The death spiral commenced. The more UST fell, the more LUNA had to be minted, creating hyperinflation in the sister token and causing it to collapse. Activity on the Terra blockchain was suspended twice as the token value was so low as to pose a security risk. Almost exactly a month after hitting a record $119, Luna traded at near zero with UST at around $0.20. Both UST and LUNA had been top ten coins within the ecosystem and over $40 bn dollars were wiped out.

This was a major contributing factor to crypto crash with coins like Bitcoin losing 20% as participants speculated the Luna Foundation would dump its BTC reserve to defend the peg. Tether, which has a centralized reserve-backed stablecoin model, dropped to 97 cents, losing its parity with the U.S. dollar as concerns resurfaced around the quality of its reserves. On Coinbase, it fell as low as 96 cents. 

Once crypto markets stabilized, the wreckage could be examined but the post-mortem will continue for years to come. Around $300bn was wiped off the total market value in less than a week, no doubt triggered by the volatility and risk-off environment we are seeing in traditional markets. 

Markets across the board have been in meltdown for weeks, with investments in the likes of Peloton, Robinhood and Coinbase falling 91%, 89% and 77% respectively from their peaks. The Nasdaq Composite fell to its lowest level since November 2020, falling by more than 3%.

It is very likely that volatility will continue as the Fed maintains its tightening policy. Officials have communicated that they are more concerned with inflation than growth and the markets will have to bear the pain. When volatility is this high, assets tend to have high correlations, and digital ones are no exception, with those that are deemed highly speculative most likely to fail. 

The meltdown of the crypto markets represented two key opportunities though. The first is the opportunity for institutions to start building positions in the digital assets space once it is cleared of the froth resulting from unprecedented monetary and fiscal expansion. The second is the chance for regulators to take stablecoins seriously. 

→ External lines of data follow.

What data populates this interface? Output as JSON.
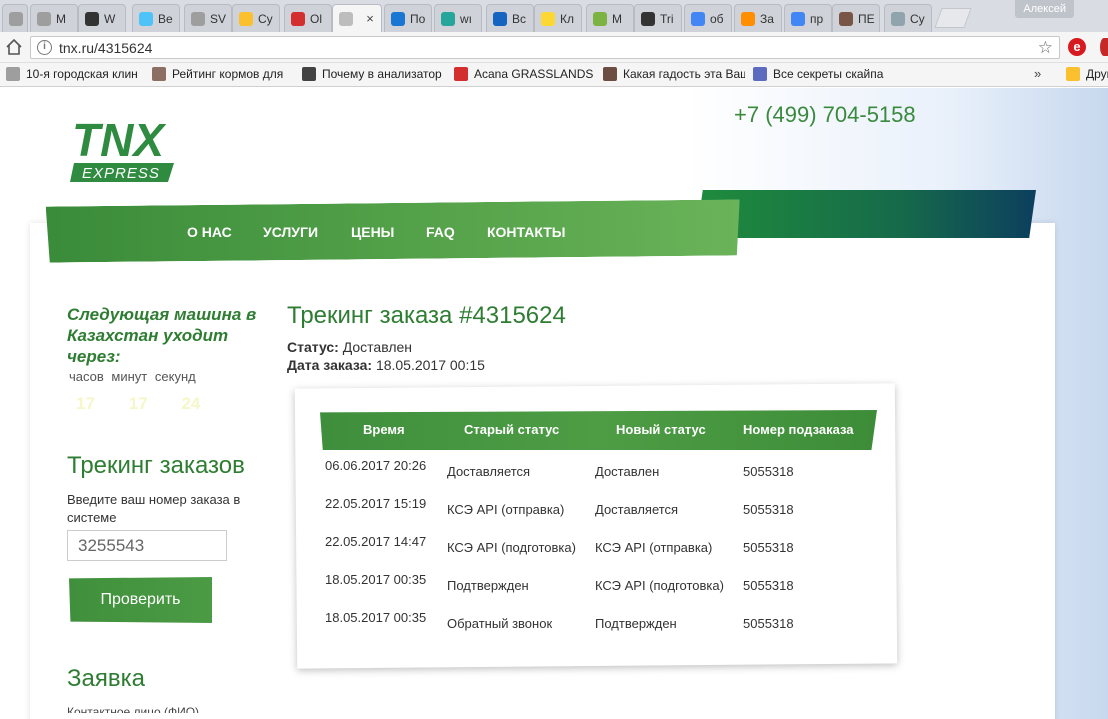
{
  "browser": {
    "tabs": [
      {
        "label": "M",
        "color": "#9e9e9e"
      },
      {
        "label": "M",
        "color": "#9e9e9e"
      },
      {
        "label": "W",
        "color": "#333333"
      },
      {
        "label": "Be",
        "color": "#4fc3f7"
      },
      {
        "label": "SV",
        "color": "#9e9e9e"
      },
      {
        "label": "Cy",
        "color": "#fbc02d"
      },
      {
        "label": "Ol",
        "color": "#d32f2f"
      },
      {
        "label": "",
        "color": "#bdbdbd"
      },
      {
        "label": "По",
        "color": "#1976d2"
      },
      {
        "label": "wı",
        "color": "#26a69a"
      },
      {
        "label": "Вс",
        "color": "#1565c0"
      },
      {
        "label": "Кл",
        "color": "#fdd835"
      },
      {
        "label": "M",
        "color": "#7cb342"
      },
      {
        "label": "Tri",
        "color": "#333333"
      },
      {
        "label": "об",
        "color": "#4285f4"
      },
      {
        "label": "За",
        "color": "#ff8f00"
      },
      {
        "label": "пр",
        "color": "#4285f4"
      },
      {
        "label": "ПЕ",
        "color": "#795548"
      },
      {
        "label": "Cy",
        "color": "#90a4ae"
      }
    ],
    "close_glyph": "×",
    "user": "Алексей",
    "url": "tnx.ru/4315624",
    "info_glyph": "i",
    "star_glyph": "☆",
    "ext_glyph": "e",
    "bookmarks": [
      {
        "label": "10-я городская клин",
        "color": "#9e9e9e"
      },
      {
        "label": "Рейтинг кормов для",
        "color": "#8d6e63"
      },
      {
        "label": "Почему в анализатор",
        "color": "#424242"
      },
      {
        "label": "Acana GRASSLANDS",
        "color": "#d32f2f"
      },
      {
        "label": "Какая гадость эта Ваш",
        "color": "#6d4c41"
      },
      {
        "label": "Все секреты скайпа",
        "color": "#5c6bc0"
      },
      {
        "label": "Друг",
        "color": "#fbc02d"
      }
    ],
    "bookmarks_more": "»"
  },
  "site": {
    "logo_top": "TNX",
    "logo_bottom": "EXPRESS",
    "phone": "+7 (499) 704-5158",
    "nav": [
      "О НАС",
      "УСЛУГИ",
      "ЦЕНЫ",
      "FAQ",
      "КОНТАКТЫ"
    ]
  },
  "sidebar": {
    "next_car": "Следующая машина в Казахстан уходит через:",
    "timer_labels": [
      "часов",
      "минут",
      "секунд"
    ],
    "timer_values": [
      "17",
      "17",
      "24"
    ],
    "tracking_title": "Трекинг заказов",
    "tracking_prompt": "Введите ваш номер заказа в системе",
    "tracking_value": "3255543",
    "check_button": "Проверить",
    "request_title": "Заявка",
    "cut_text": "Контактное лицо (ФИО)"
  },
  "order": {
    "title": "Трекинг заказа #4315624",
    "status_label": "Статус:",
    "status_value": "Доставлен",
    "date_label": "Дата заказа:",
    "date_value": "18.05.2017 00:15",
    "columns": [
      "Время",
      "Старый статус",
      "Новый статус",
      "Номер подзаказа"
    ],
    "rows": [
      [
        "06.06.2017 20:26",
        "Доставляется",
        "Доставлен",
        "5055318"
      ],
      [
        "22.05.2017 15:19",
        "КСЭ API (отправка)",
        "Доставляется",
        "5055318"
      ],
      [
        "22.05.2017 14:47",
        "КСЭ API (подготовка)",
        "КСЭ API (отправка)",
        "5055318"
      ],
      [
        "18.05.2017 00:35",
        "Подтвержден",
        "КСЭ API (подготовка)",
        "5055318"
      ],
      [
        "18.05.2017 00:35",
        "Обратный звонок",
        "Подтвержден",
        "5055318"
      ]
    ]
  },
  "colors": {
    "brand_green": "#2e7d32",
    "nav_green": "#52a048",
    "nav_dark": "#0c3f5e"
  }
}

For traditional institutions, falling prices will represent an opportunity to dip their toes at a more attractive level if they missed the previous cycles. The market also demonstrated its volatility, something traders may be particularly interested in. While we can't call the bottom and correlations among asset classes remain elevated, Bitcoin has survived corrections of 70-80% in the past.

The events that unfolded in May are a reminder that crypto remains an evolving area, with high risks, that was a beneficiary of what some call the “liquidity lottery”, but also a breeding ground for innovation that should result in a more robust ecosystem.